Vista da qui, nei bar tutti lo sanno e te lo dicono;che quello che è successo era solo forma, pura forma e nient’altro. A vendere la partito non erano stati dei singoli giocatori, bensì il club e tutto il suo staff organizzativo. Gli unici a non sapere niente erano i tifosi, vero? chiedi da qui. Ma è una domanda ridicola perché anche i tifosi lo sapevano, eppure sono andati a vedere la partita perché non si sfugge ne al proprio destino ne al proprio passaporto.
Visti da qui diventa tutto molto chiaro, e “il tutto” e il fatto che i giocatori non rappresentano più niente che non siano loro stessi, e non giocano per niente che non sia loro stesso. Visto da qui, che tu sia pubblico che guarda la partita o pubblico che guarda il pubblico guardare la partita, le cose sono estremamente semplici e vanno avanti per un vizio di forma.
Visto da qui diventa evidente che da qualche parte nei primi anni 90 il nostro paese si è inceppato e quello che vedi non è che un simulacro.

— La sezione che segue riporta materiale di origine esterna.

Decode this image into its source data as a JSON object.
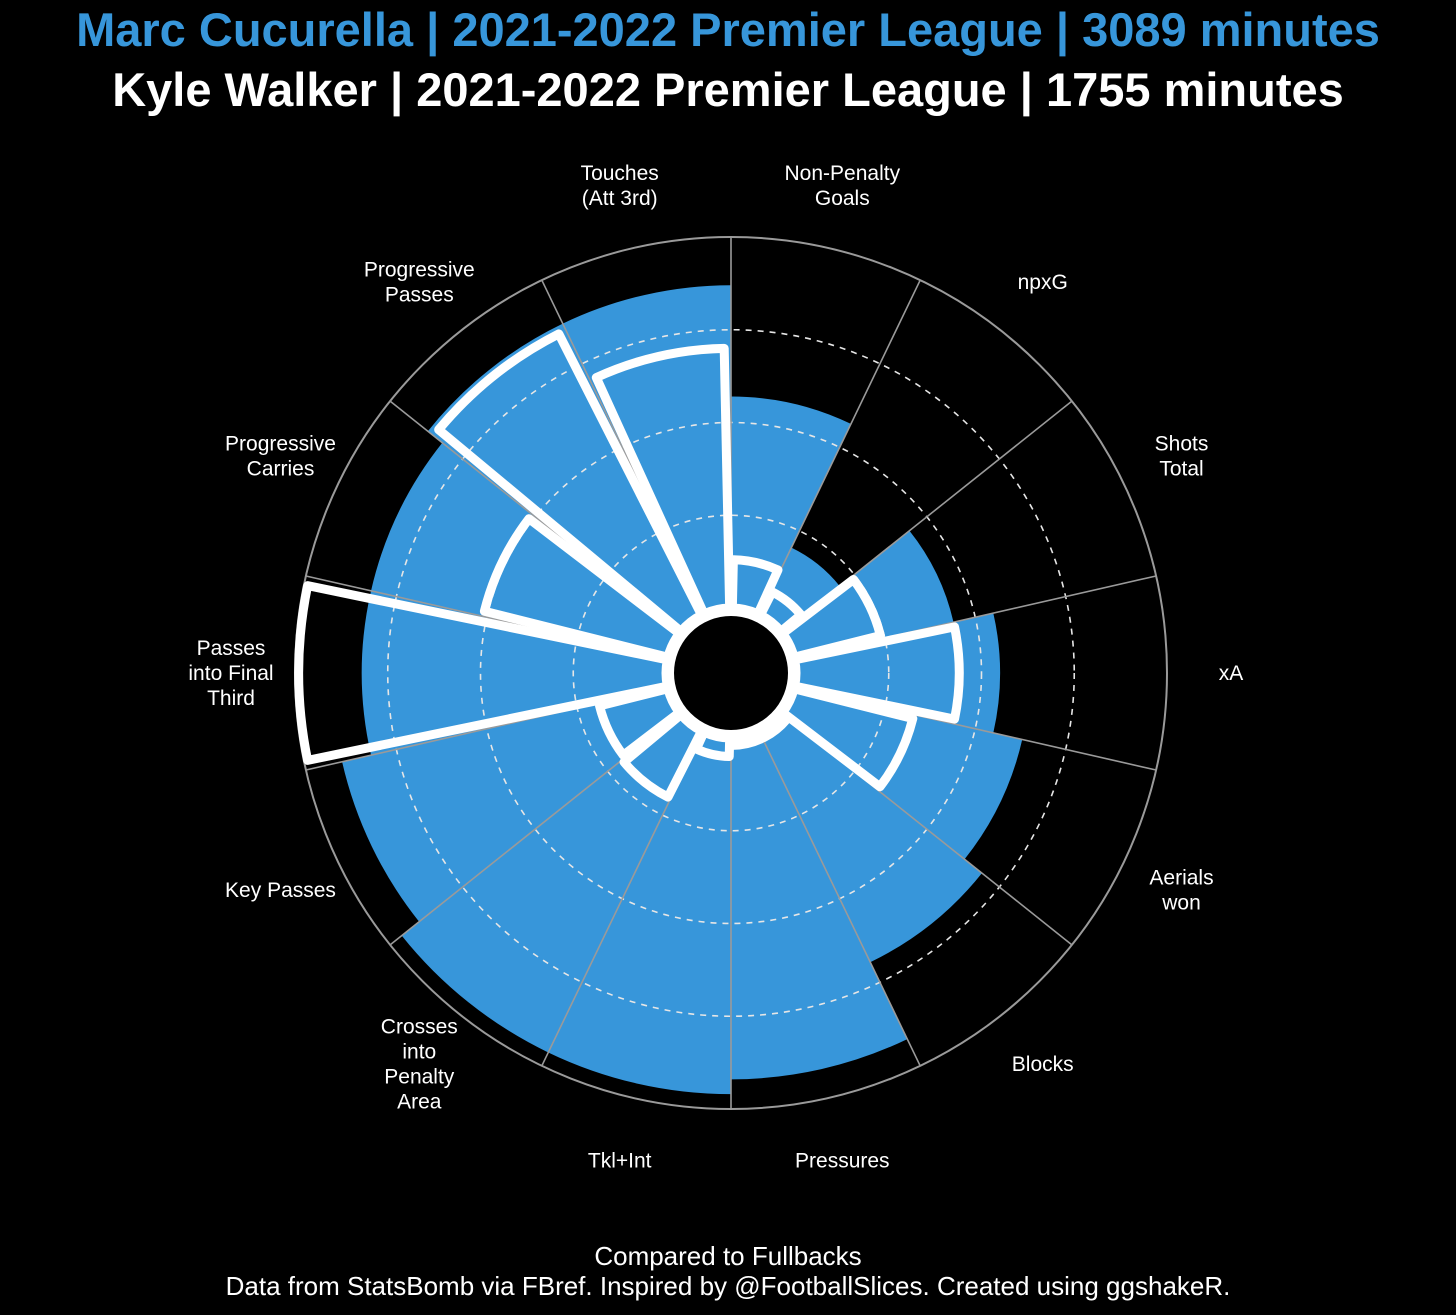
{
  "title_player1": "Marc Cucurella | 2021-2022 Premier League | 3089 minutes",
  "title_player2": "Kyle Walker | 2021-2022 Premier League | 1755 minutes",
  "caption_line1": "Compared to Fullbacks",
  "caption_line2": "Data from StatsBomb via FBref. Inspired by @FootballSlices. Created using ggshakeR.",
  "colors": {
    "player1": "#3796da",
    "player2": "#ffffff",
    "background": "#000000",
    "grid": "#9a9a9a"
  },
  "chart_data": {
    "type": "polar-bar",
    "ylim": [
      0,
      100
    ],
    "grid_rings": [
      25,
      50,
      75
    ],
    "categories": [
      "Non-Penalty Goals",
      "npxG",
      "Shots Total",
      "xA",
      "Aerials won",
      "Blocks",
      "Pressures",
      "Tkl+Int",
      "Crosses into Penalty Area",
      "Key Passes",
      "Passes into Final Third",
      "Progressive Carries",
      "Progressive Passes",
      "Touches (Att 3rd)"
    ],
    "category_labels": [
      [
        "Non-Penalty",
        "Goals"
      ],
      [
        "npxG"
      ],
      [
        "Shots",
        "Total"
      ],
      [
        "xA"
      ],
      [
        "Aerials",
        "won"
      ],
      [
        "Blocks"
      ],
      [
        "Pressures"
      ],
      [
        "Tkl+Int"
      ],
      [
        "Crosses",
        "into",
        "Penalty",
        "Area"
      ],
      [
        "Key Passes"
      ],
      [
        "Passes",
        "into Final",
        "Third"
      ],
      [
        "Progressive",
        "Carries"
      ],
      [
        "Progressive",
        "Passes"
      ],
      [
        "Touches",
        "(Att 3rd)"
      ]
    ],
    "series": [
      {
        "name": "Marc Cucurella",
        "values": [
          57,
          20,
          44,
          55,
          63,
          69,
          92,
          96,
          96,
          90,
          82,
          82,
          87,
          87
        ]
      },
      {
        "name": "Kyle Walker",
        "values": [
          13,
          7,
          24,
          44,
          33,
          2,
          2,
          5,
          20,
          19,
          99,
          51,
          85,
          70
        ]
      }
    ]
  }
}
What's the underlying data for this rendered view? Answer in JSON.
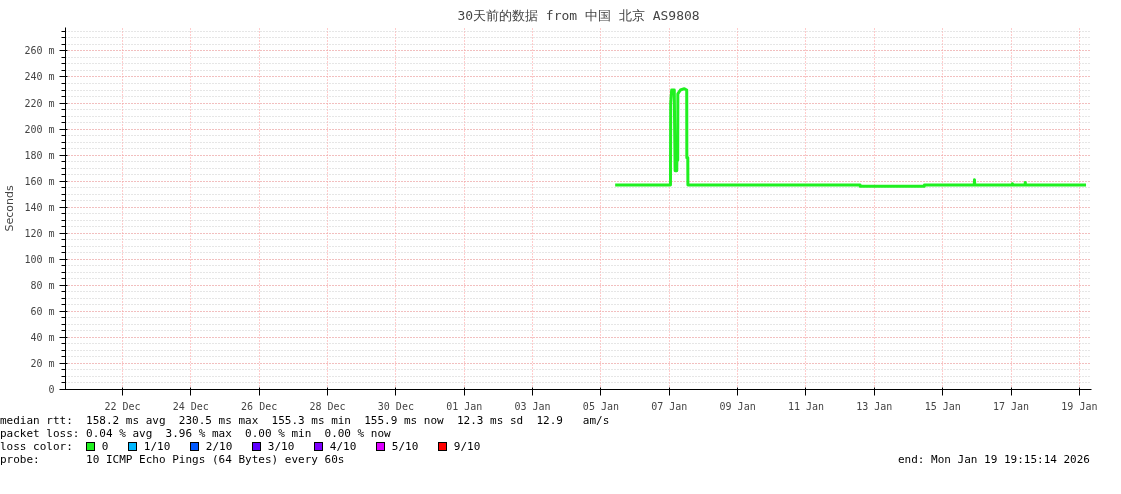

Visto da qui, il centro di Tirana diventerà la piazza più splendente che l’umanità abbia mai conosciuta. Progetto francese, no belga, no, olandese, no, qualcos’altro.
Nel frattempo il mosaico più significativo che io abbia mai visto, – quello che dominava piazza Kastrioti – è stato coperto da un grande telaio che sponsorizza una famosa compagnia telefonica. Coperti gli illirici, coperti i partigiani e coperti gli operai. Sembra che la compagnia telefonica (straniera) sta finanziando il progetto (straniero) di ricostruzione della piazza (nostrana).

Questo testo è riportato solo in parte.